FedPDD: A Privacy-preserving Double Distillation Framework for Cross-silo Federated Recommendation
Sheng Wan, Dashan Gao, Hanlin Gu, Daning Hu
TL;DR
This work addresses privacy-preserving cross-silo federated recommendation when overlapped user data is limited. It introduces FedPDD, a double distillation framework that learns from both implicit knowledge (past local predictions) and explicit knowledge (other party via ensemble predictions), while employing an offline training regime and differential privacy to minimize communication and leakage. Empirical results on HetRec-MovieLens and Criteo show FedPDD substantially improves local models and joint predictions relative to state-of-the-art baselines, with gains up to about 3.94–3.98 percentage points. The approach offers a scalable, privacy-conscious solution for cross-silo collaborations with heterogeneous feature spaces and limited data overlap, enabling more robust recommendations without sharing raw data or gradients.
Abstract
Cross-platform recommendation aims to improve recommendation accuracy by gathering heterogeneous features from different platforms. However, such cross-silo collaborations between platforms are restricted by increasingly stringent privacy protection regulations, thus data cannot be aggregated for training. Federated learning (FL) is a practical solution to deal with the data silo problem in recommendation scenarios. Existing cross-silo FL methods transmit model information to collaboratively build a global model by leveraging the data of overlapped users.
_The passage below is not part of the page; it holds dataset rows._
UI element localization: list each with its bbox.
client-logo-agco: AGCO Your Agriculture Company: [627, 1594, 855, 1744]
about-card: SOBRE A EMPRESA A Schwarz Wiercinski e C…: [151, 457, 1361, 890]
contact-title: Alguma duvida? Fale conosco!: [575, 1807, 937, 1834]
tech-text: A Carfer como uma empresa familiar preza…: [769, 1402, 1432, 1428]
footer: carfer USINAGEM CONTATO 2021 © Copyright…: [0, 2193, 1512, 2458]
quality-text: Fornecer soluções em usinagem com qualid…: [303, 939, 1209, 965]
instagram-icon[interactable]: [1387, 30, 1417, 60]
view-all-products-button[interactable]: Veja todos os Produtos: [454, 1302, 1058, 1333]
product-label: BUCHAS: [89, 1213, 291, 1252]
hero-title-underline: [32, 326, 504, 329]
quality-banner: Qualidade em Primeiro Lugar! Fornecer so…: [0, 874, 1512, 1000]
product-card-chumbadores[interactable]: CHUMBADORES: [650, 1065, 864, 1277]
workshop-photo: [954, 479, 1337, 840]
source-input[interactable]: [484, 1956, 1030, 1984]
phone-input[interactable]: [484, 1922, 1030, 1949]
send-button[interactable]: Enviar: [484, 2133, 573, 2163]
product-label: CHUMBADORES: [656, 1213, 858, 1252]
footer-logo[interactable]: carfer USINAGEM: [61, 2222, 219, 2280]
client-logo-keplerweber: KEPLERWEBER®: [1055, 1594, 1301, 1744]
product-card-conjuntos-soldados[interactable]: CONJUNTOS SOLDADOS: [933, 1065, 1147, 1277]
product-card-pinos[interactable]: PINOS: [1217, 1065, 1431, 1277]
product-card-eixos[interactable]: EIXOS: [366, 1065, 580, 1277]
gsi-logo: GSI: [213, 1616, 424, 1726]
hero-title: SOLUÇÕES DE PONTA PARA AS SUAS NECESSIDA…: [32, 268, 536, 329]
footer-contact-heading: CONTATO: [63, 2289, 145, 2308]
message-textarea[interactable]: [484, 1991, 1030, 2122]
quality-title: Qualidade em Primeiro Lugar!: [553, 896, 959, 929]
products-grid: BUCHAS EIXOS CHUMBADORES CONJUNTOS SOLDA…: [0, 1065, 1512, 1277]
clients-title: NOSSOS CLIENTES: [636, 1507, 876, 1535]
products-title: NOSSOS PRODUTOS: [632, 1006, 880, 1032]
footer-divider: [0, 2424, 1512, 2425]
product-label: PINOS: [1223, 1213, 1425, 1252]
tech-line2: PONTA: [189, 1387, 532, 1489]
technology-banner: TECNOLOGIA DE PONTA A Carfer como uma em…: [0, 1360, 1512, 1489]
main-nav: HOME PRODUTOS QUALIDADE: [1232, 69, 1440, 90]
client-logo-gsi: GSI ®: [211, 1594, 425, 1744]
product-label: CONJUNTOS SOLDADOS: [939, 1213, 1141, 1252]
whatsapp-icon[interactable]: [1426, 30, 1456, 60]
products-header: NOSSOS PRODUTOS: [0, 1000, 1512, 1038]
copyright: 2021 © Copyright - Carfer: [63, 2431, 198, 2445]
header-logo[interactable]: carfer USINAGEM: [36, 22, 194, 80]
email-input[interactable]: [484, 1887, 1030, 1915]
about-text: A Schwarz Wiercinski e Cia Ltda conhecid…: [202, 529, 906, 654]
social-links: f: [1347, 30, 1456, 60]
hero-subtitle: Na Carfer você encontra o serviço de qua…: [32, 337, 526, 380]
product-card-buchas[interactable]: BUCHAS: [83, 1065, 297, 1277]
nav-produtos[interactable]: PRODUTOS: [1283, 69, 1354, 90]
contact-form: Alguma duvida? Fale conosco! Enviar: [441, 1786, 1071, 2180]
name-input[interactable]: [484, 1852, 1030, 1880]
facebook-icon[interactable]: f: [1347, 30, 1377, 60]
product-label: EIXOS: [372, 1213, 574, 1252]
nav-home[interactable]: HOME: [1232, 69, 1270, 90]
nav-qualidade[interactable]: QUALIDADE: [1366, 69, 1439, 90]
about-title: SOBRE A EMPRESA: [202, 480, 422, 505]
However, in reality, the number of overlapped users is often very small, thus largely limiting the performance of such approaches. Moreover, transmitting model information during training requires high communication costs and may cause serious privacy leakage. In this paper, we propose a novel privacy-preserving double distillation framework named FedPDD for cross-silo federated recommendation, which efficiently transfers knowledge when overlapped users are limited. Specifically, our double distillation strategy enables local models to learn not only explicit knowledge from the other party but also implicit knowledge from its past predictions. Moreover, to ensure privacy and high efficiency, we employ an offline training scheme to reduce communication needs and privacy leakage risk. In addition, we adopt differential privacy to further protect the transmitted information. The experiments on two real-world recommendation datasets, HetRec-MovieLens and Criteo, demonstrate the effectiveness of FedPDD compared to the state-of-the-art approaches.